Determine the slope of the tangent to the curve y=2(x^2+x-1)^3 at (-1, -2)

dy/dx= 6(x^2+x-1)^2 (2x+1)

at (-1,-2)

dy/dx= 6(1-1-1)^2 (-2+1)
= -6

so now you have the slope of -6 and a point(-1,-2)

continue ....

So

y2-y1=m(x2-x1)

y-(-2)=-6(x-(-1)
y=6x-1

therefore the slope of tangent is 6?

To determine the slope of the tangent to the curve at the given point, you can use the derivative.

The derivative of a function gives you the slope of the tangent line at any point on the curve. In this case, we need to find the derivative of the function y=2(x^2+x-1)^3.

To find the derivative, we can use the chain rule. The chain rule states that if you have a function of a function (in this case, a cubic function of another function), you need to multiply the derivative of the outer function by the derivative of the inner function.

Let's find the derivative step by step:

Step 1: Start by using the power rule. Multiply the exponent by the coefficient and subtract 1 from the exponent:
d/dx [ (x^2+x-1)^3 ] = 3(x^2+x-1)^2 * d/dx [ x^2+x-1 ]

Step 2: Now, find the derivative of the inner function:
d/dx [ x^2+x-1 ] = 2x + 1

Step 3: Substitute the derivative of the inner function into the derivative of the outer function:
d/dx [ (x^2+x-1)^3 ] = 3(x^2+x-1)^2 * (2x + 1)

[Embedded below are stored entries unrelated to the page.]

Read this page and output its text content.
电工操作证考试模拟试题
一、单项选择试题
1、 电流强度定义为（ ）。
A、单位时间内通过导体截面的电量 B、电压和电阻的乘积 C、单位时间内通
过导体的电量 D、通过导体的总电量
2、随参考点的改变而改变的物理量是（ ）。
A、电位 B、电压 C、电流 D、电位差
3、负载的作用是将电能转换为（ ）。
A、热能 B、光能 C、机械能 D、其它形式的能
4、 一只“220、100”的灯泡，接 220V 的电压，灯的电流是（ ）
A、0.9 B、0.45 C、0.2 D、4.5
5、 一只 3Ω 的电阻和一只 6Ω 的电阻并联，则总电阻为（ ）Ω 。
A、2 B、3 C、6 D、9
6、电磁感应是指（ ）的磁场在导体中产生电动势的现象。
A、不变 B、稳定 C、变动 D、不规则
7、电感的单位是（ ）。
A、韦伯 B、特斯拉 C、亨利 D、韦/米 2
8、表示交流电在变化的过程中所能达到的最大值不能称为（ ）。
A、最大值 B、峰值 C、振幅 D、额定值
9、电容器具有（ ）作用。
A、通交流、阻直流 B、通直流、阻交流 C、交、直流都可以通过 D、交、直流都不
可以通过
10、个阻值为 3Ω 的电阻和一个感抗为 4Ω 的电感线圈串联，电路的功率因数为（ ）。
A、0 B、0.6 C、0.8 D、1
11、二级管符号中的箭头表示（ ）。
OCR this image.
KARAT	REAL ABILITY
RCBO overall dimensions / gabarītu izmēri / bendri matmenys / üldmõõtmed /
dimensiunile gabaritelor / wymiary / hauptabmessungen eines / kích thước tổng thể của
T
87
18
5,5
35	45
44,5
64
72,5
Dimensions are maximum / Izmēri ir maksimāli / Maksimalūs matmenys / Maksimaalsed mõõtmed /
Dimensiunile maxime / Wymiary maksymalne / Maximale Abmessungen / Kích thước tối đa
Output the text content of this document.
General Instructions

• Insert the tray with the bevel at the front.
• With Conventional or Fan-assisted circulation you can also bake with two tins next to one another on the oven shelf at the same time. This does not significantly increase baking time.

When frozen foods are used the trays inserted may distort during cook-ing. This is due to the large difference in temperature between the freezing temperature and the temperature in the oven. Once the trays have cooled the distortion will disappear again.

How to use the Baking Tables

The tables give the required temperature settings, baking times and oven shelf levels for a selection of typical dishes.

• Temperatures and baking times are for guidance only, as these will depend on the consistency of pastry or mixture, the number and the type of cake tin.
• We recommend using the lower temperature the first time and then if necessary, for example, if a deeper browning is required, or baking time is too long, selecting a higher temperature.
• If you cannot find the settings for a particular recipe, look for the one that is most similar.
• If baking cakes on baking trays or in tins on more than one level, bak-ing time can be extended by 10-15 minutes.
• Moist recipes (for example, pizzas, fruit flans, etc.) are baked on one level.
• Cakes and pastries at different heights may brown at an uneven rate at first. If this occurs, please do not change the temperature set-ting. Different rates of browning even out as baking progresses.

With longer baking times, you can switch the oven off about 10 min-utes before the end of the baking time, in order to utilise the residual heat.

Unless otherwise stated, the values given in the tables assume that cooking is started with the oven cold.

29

Now we have the derivative of the function y=2(x^2+x-1)^3.

To find the slope of the tangent line at (-1, -2), we can substitute x=-1 into the derivative:

slope = 3((-1)^2 + (-1) - 1)^2 * (2(-1) + 1)

Simplify the expression:

slope = 3(1 - 1 - 1)^2 * ( -2 + 1)
slope = 3(-1)^2 * (-1)
slope = 3 * -1 * -1
slope = 3

Therefore, the slope of the tangent to the curve y=2(x^2+x-1)^3 at (-1, -2) is 3.